Friday, May 14


Went to the Isle of Ischia, to stay in an apartment in my flatmates mansion overlooking one of the islands aquamarine water ports built around the rim of a submerged secondary crater cone and several of the islands beaches of powdered volcanic rock. Know as the Viridian Isle for its many trees and gardens (the former planted by the French three centuries ago to build a navy) and combined with its many 'thermic' spring therapeutic water resorts, the place is a cone of luxury with a generous dollop of fresh greenery overflowing down its sides.

I took the opportunity to visit a tropical English garden planted into the side of a cliff complete with equatorial climate greenhouses for humming birds and carnivorous plants, birdhouses with parrots, many intertwining and frog populated water features and a general sense of tranquillity enhanced by the faint harmonies rising from the intimate on site renowned classical music venue, all planted by an inspired Argentinian Lady in honour of her deceased composer husband.

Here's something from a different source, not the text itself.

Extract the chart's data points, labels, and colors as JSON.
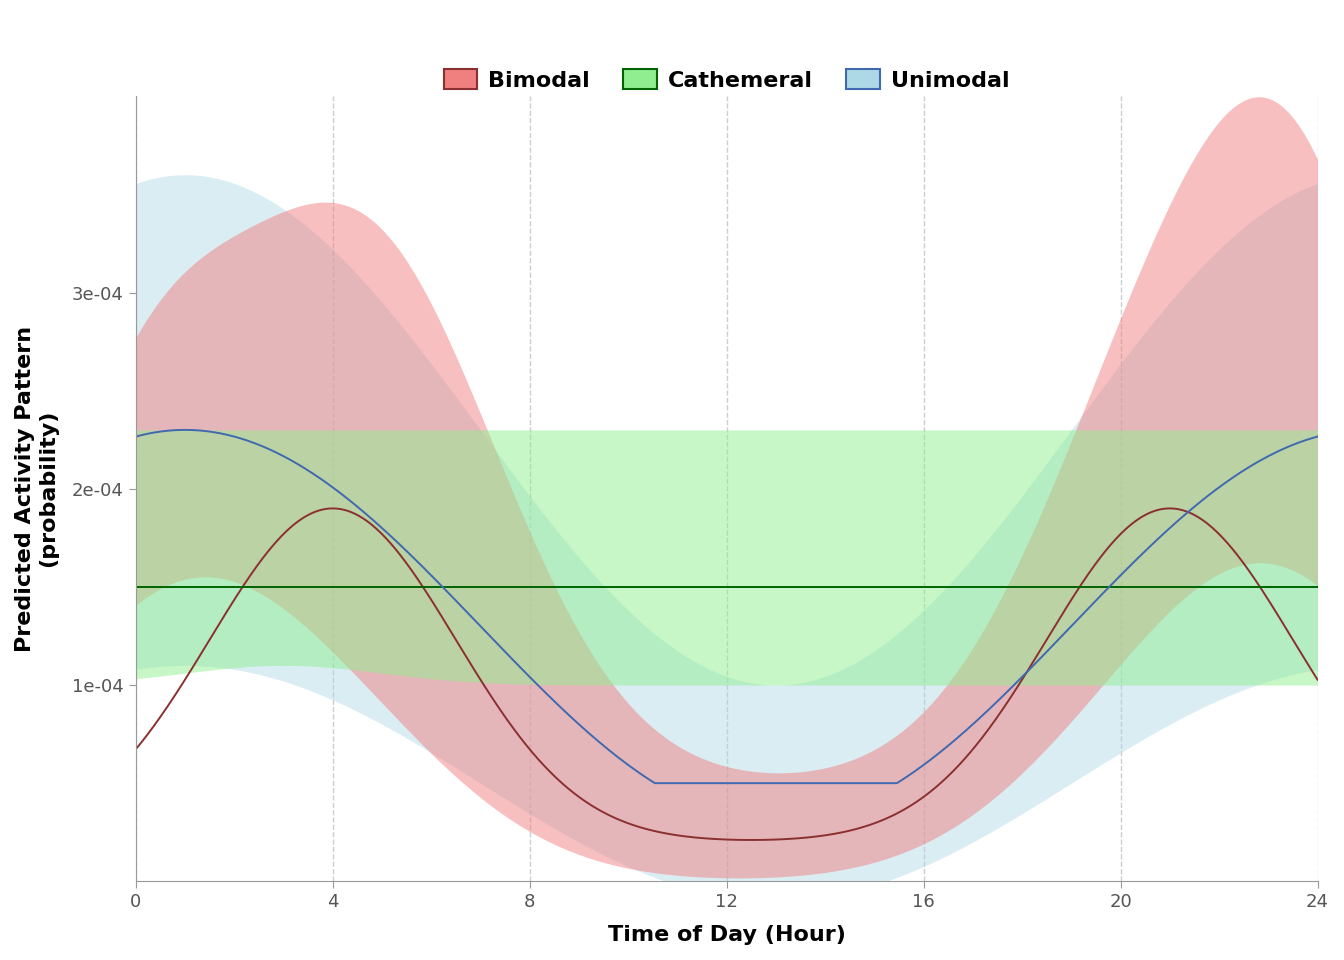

Following this, time was spent wandering one of the secondary volcanic cones, its black rock sides turned green and spongy by the ankle deep moss covering every boulder and stone, from between which gape dark arm sized holes (that should you gather the courage to plunge your hand into) vent either ice-cube cool air as from a freezer or humidity rich warmth as from the breath of a monstrous subterranean horse, all dappled in the shade of oak, beech, ash, birch and other varied deciduous trees ripe for clambering.

Then back. To the overflowing streets. Dust dried cracking lips. Hoots and horns. Rushing traffic, pedestrians, work, school, children. The calm was ephemeral yet addictive like fresh fruit juice on a Summers day after hard work.